La notizia che stessi partendo un anno per Beirut ha suscitato in alcune persone a me vicine stupore, sbigottimento, persino paura. Negli occhi di altre ho invece letto il fascino che una sola parola – “Libano” – poteva innescare.
Tre ore di volo separano Milano da Beirut, la capitale di questo paese poco più grande delle Marche e quasi dimenticato del Medio Oriente. Un paese con cui condividiamo lo stesso mare. Eppure da noi si sente parlare solo di Siria e di Iraq, Talvolta di Giordania e Israele, ancora meno di Palestina. Tuttavia il Libano non viene normalmente citato a casa nostra. C’è chi si ricorda della guerra civile del 1982 e poi del conflitto con Israele nel 2006.
Per chi si interessa di Medio Oriente, invece, il Libano evoca un’immagine esotica, talvolta mitizzata. Chi ha studiato arabo – come me – ha ben presente il ruolo di protagonista che il Libano occupa sulla scena politica, sociale e culturale araba. Noi, studenti o ex studenti, abbiamo sempre sentito citare Beirut come culla della letteratura araba contemporanea, una città vivace e brulicante, quasi un’isola felice racchiusa nella polveriera mediorientale.

In realtà credo di sapere ben poco del Libano.

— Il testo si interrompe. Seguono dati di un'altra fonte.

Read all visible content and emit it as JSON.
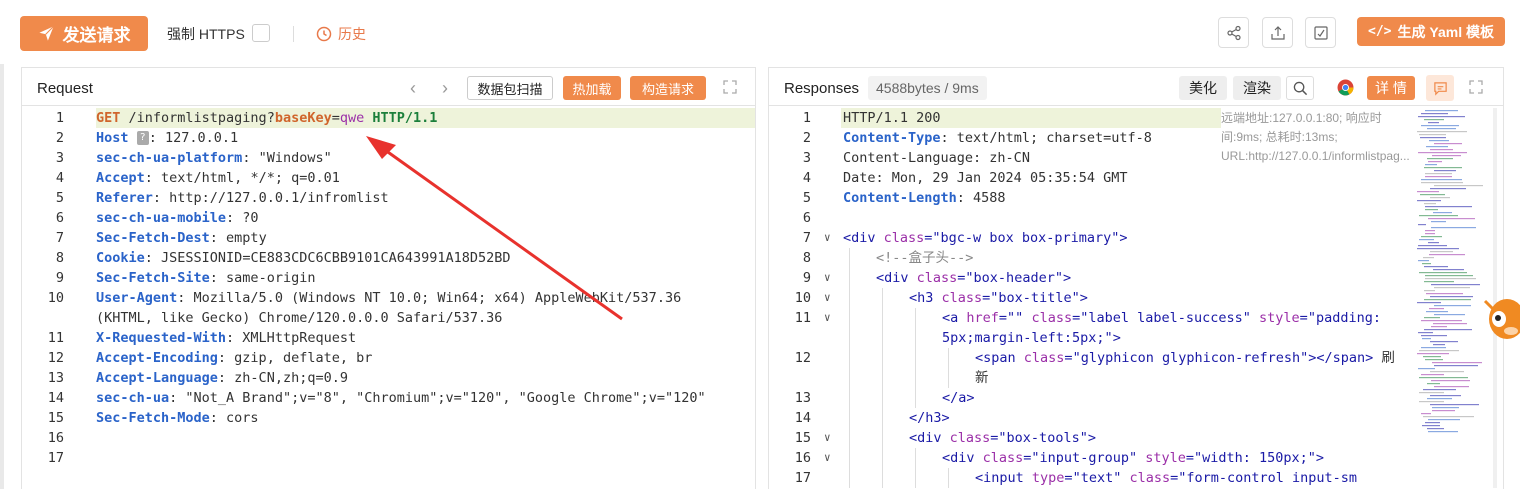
{
  "toolbar": {
    "send_label": "发送请求",
    "https_label": "强制 HTTPS",
    "history_label": "历史",
    "yaml_label": "生成 Yaml 模板"
  },
  "request": {
    "title": "Request",
    "scan_label": "数据包扫描",
    "hotload_label": "热加载",
    "construct_label": "构造请求",
    "lines": [
      {
        "n": "1",
        "method": "GET",
        "path": " /informlistpaging?",
        "pkey": "baseKey",
        "eq": "=",
        "pval": "qwe",
        "proto": " HTTP/1.1"
      },
      {
        "n": "2",
        "key": "Host",
        "badge": "?",
        "val": ": 127.0.0.1"
      },
      {
        "n": "3",
        "key": "sec-ch-ua-platform",
        "val": ": \"Windows\""
      },
      {
        "n": "4",
        "key": "Accept",
        "val": ": text/html, */*; q=0.01"
      },
      {
        "n": "5",
        "key": "Referer",
        "val": ": http://127.0.0.1/infromlist"
      },
      {
        "n": "6",
        "key": "sec-ch-ua-mobile",
        "val": ": ?0"
      },
      {
        "n": "7",
        "key": "Sec-Fetch-Dest",
        "val": ": empty"
      },
      {
        "n": "8",
        "key": "Cookie",
        "val": ": JSESSIONID=CE883CDC6CBB9101CA643991A18D52BD"
      },
      {
        "n": "9",
        "key": "Sec-Fetch-Site",
        "val": ": same-origin"
      },
      {
        "n": "10",
        "key": "User-Agent",
        "val": ": Mozilla/5.0 (Windows NT 10.0; Win64; x64) AppleWebKit/537.36"
      },
      {
        "n": "",
        "cont": "(KHTML, like Gecko) Chrome/120.0.0.0 Safari/537.36"
      },
      {
        "n": "11",
        "key": "X-Requested-With",
        "val": ": XMLHttpRequest"
      },
      {
        "n": "12",
        "key": "Accept-Encoding",
        "val": ": gzip, deflate, br"
      },
      {
        "n": "13",
        "key": "Accept-Language",
        "val": ": zh-CN,zh;q=0.9"
      },
      {
        "n": "14",
        "key": "sec-ch-ua",
        "val": ": \"Not_A Brand\";v=\"8\", \"Chromium\";v=\"120\", \"Google Chrome\";v=\"120\""
      },
      {
        "n": "15",
        "key": "Sec-Fetch-Mode",
        "val": ": cors"
      },
      {
        "n": "16"
      },
      {
        "n": "17"
      }
    ]
  },
  "response": {
    "title": "Responses",
    "size_badge": "4588bytes / 9ms",
    "beautify_label": "美化",
    "render_label": "渲染",
    "detail_label": "详 情",
    "info": "远端地址:127.0.0.1:80; 响应时间:9ms; 总耗时:13ms; URL:http://127.0.0.1/informlistpag...",
    "status_line": "HTTP/1.1 200",
    "headers": [
      {
        "n": "2",
        "key": "Content-Type",
        "val": ": text/html; charset=utf-8",
        "bold": true
      },
      {
        "n": "3",
        "key": "Content-Language",
        "val": ": zh-CN",
        "bold": false
      },
      {
        "n": "4",
        "key": "Date",
        "val": ": Mon, 29 Jan 2024 05:35:54 GMT",
        "bold": false
      },
      {
        "n": "5",
        "key": "Content-Length",
        "val": ": 4588",
        "bold": true
      }
    ],
    "body_line_numbers": [
      "6",
      "7",
      "8",
      "9",
      "10",
      "11",
      "",
      "12",
      "",
      "13",
      "14",
      "15",
      "16",
      "17"
    ],
    "comment": "<!--盒子头-->",
    "cn_text_1": "刷",
    "cn_text_2": "新"
  },
  "colors": {
    "accent": "#f08a4b",
    "key_blue": "#2a63c9",
    "param_orange": "#d0652c",
    "highlight_line": "#eef3da"
  },
  "icons": [
    "paper-plane-icon",
    "clock-icon",
    "share-icon",
    "upload-icon",
    "edit-icon",
    "code-icon",
    "expand-icon",
    "search-icon",
    "chrome-icon",
    "comment-icon"
  ]
}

Ne parlo spesso, in queste settimane. Con i miei colleghi, con i responsabili del progetto, con le ragazze appena tornate da un anno di Servizio Civile a Beirut. E l’immagine che si sta creando nella mia testa è quella di una delicata scultura di cristallo, in bilico su qualcosa di instabile. Un oggetto bellissimo e precario.
Il Libano è da sempre stato un crocevia di comunità diverse che quasi mai hanno convissuto in maniera pacifica. Cristiani maroniti, cattolici, ortodossi, armeni, siriaci, caldei. E ancora musulmani sunniti e sciiti. Drusi. E molti altri.
Poi, nel 1948 è stato fondato lo Stato di Israele. E numerosi palestinesi hanno cominciato a fuggire verso il Libano, quel paese dei cedri così vicino, ma in cui hanno incontrato difficoltà e porte chiuse. Una sorte analoga è toccata ai siriani, sessant'anni dopo.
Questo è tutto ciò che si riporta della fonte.